Thousands of parents will be scrambling to find new childcare arrangements as one of the country's biggest operators shuts about 10 per cent of its centres, following a child abuse scandal.
Some 36,000 children are enrolled in G8 Education's 395 childcare and early learning centres across Australia under well-known brand names such as Headstart, Jellybeans, Kool Kids and Kindy Patch Kids.
The stock exchange-listed operator made the shock announcement to close 40 centres on Wednesday ahead of its annual general meeting of shareholders in Brisbane.
The decision means parents using the "underperforming" centres will need to move their children to another nearby facility as staff are also redeployed "where possible".
G8, which has 8,800 workers, has been rocked by allegations of historical onsite child abuse by a former staff member at some of its centres in Victoria.
In 2025, Joshua Dale Brown was charged with more than 70 sex offences against eight children aged under two.
The alleged abuse happened at five G8 centres, and three other centres not owned by G8, between April 2022 and January 2023.
Chief executive Pejman Okhovat told shareholders that 2025 was a challenging year for the group and the entire early childhood education and care sector, given other allegations of on-site abuse affecting other operators.
"These incidents impacted family confidence and trust across Australia," he said.
"While our focus remains on supporting families and team members during this incredibly difficult time, we continue to do everything we can to give authorities the best chance of achieving justice for the families involved."
In July, G8 rolled out CCTV across its facilities and it continues to work with the federal government to ensure safeguards are in place to preserve child safety, dignity, privacy, and data collection.
"By the end of 2025, 95 per cent of our network was meeting or exceeding the national quality standards or NQS overall, four per cent above sector average," Mr Okhovat said.
G8's shares have trended down over the past year from around $1.28 as the scandal linked to its centres broke.
The stock was about 24 per cent lower to 18.2 cents on Wednesday morning.
However, Mr Okhovat also said the childcare sector overall was experiencing unprecedented uncertainty and lower usage rates driven by socio-economic factors.
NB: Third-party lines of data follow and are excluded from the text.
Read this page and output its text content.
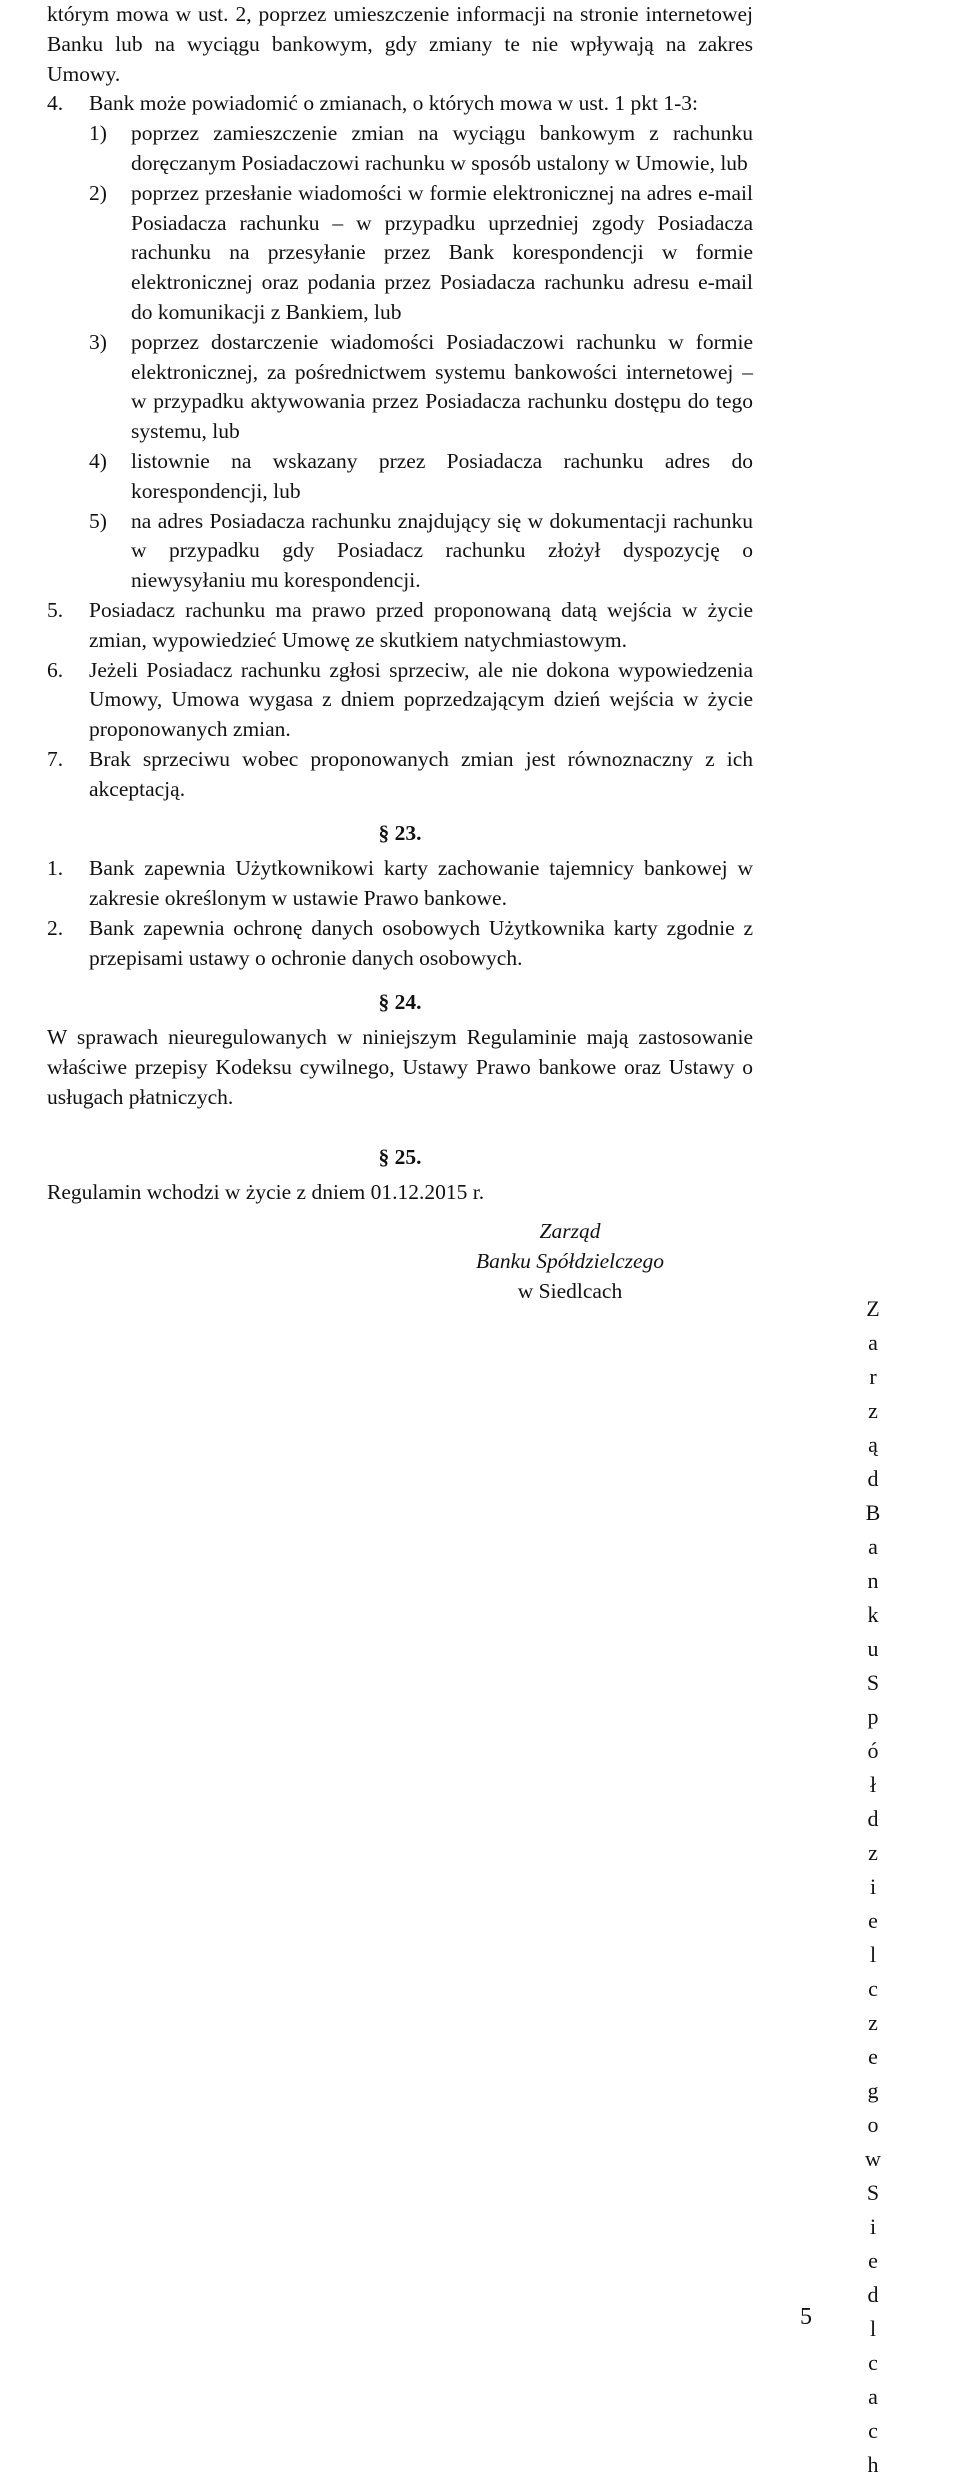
którym mowa w ust. 2, poprzez umieszczenie informacji na stronie internetowej Banku lub na wyciągu bankowym, gdy zmiany te nie wpływają na zakres Umowy.

4.	Bank może powiadomić o zmianach, o których mowa w ust. 1 pkt 1-3:
1)	poprzez zamieszczenie zmian na wyciągu bankowym z rachunku doręczanym Posiadaczowi rachunku w sposób ustalony w Umowie, lub
2)	poprzez przesłanie wiadomości w formie elektronicznej na adres e-mail Posiadacza rachunku – w przypadku uprzedniej zgody Posiadacza rachunku na przesyłanie przez Bank korespondencji w formie elektronicznej oraz podania przez Posiadacza rachunku adresu e-mail do komunikacji z Bankiem, lub
3)	poprzez dostarczenie wiadomości Posiadaczowi rachunku w formie elektronicznej, za pośrednictwem systemu bankowości internetowej – w przypadku aktywowania przez Posiadacza rachunku dostępu do tego systemu, lub
4)	listownie na wskazany przez Posiadacza rachunku adres do korespondencji, lub
5)	na adres Posiadacza rachunku znajdujący się w dokumentacji rachunku w przypadku gdy Posiadacz rachunku złożył dyspozycję o niewysyłaniu mu korespondencji.
5.	Posiadacz rachunku ma prawo przed proponowaną datą wejścia w życie zmian, wypowiedzieć Umowę ze skutkiem natychmiastowym.
6.	Jeżeli Posiadacz rachunku zgłosi sprzeciw, ale nie dokona wypowiedzenia Umowy, Umowa wygasa z dniem poprzedzającym dzień wejścia w życie proponowanych zmian.
7.	Brak sprzeciwu wobec proponowanych zmian jest równoznaczny z ich akceptacją.
§ 23.
1.	Bank zapewnia Użytkownikowi karty zachowanie tajemnicy bankowej w zakresie określonym w ustawie Prawo bankowe.
2.	Bank zapewnia ochronę danych osobowych Użytkownika karty zgodnie z przepisami ustawy o ochronie danych osobowych.
§ 24.

W sprawach nieuregulowanych w niniejszym Regulaminie mają zastosowanie właściwe przepisy Kodeksu cywilnego, Ustawy Prawo bankowe oraz Ustawy o usługach płatniczych.

§ 25.

Regulamin wchodzi w życie z dniem 01.12.2015 r.

Zarząd
Banku Spółdzielczego
w Siedlcach
Z
a
r
z
ą
d
B
a
n
k
u
S
p
ó
ł
d
z
i
e
l
c
z
e
g
o
w
S
i
e
d
l
c
a
c
h
5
These factors include higher inflation, interest rates and cost-of-living pressures, falling birth rates, as well as heightened regulatory scrutiny and changes, which can differ in each state and territory.
Mr Okhovat said G8's focus remains on safety and high-quality care, while noting its occupancy rates are down.
As of April 25, G8 said the spot occupancy rate across its centres was 56.4 per cent, down seven per cent on the same period last year.
"While the operating environment means G8 Education does not expect a material recovery in occupancy relative to (the previous corresponding period) this year, we will continue to review and adjust the operating model and cost base," Mr Okhovat said.
Mr Okhovat has repeatedly apologised since the allegations came to light, telling a Senate inquiry in February that he was horrified.
G8 has described the closure of the centres as a "suspension", adding that it will consider options including lease surrender, divestment or other alternatives.
G8 made a net loss of $303.3 million in 2025, after booking a large goodwill impairment expense, versus a profit of $67.7 million in the prior year.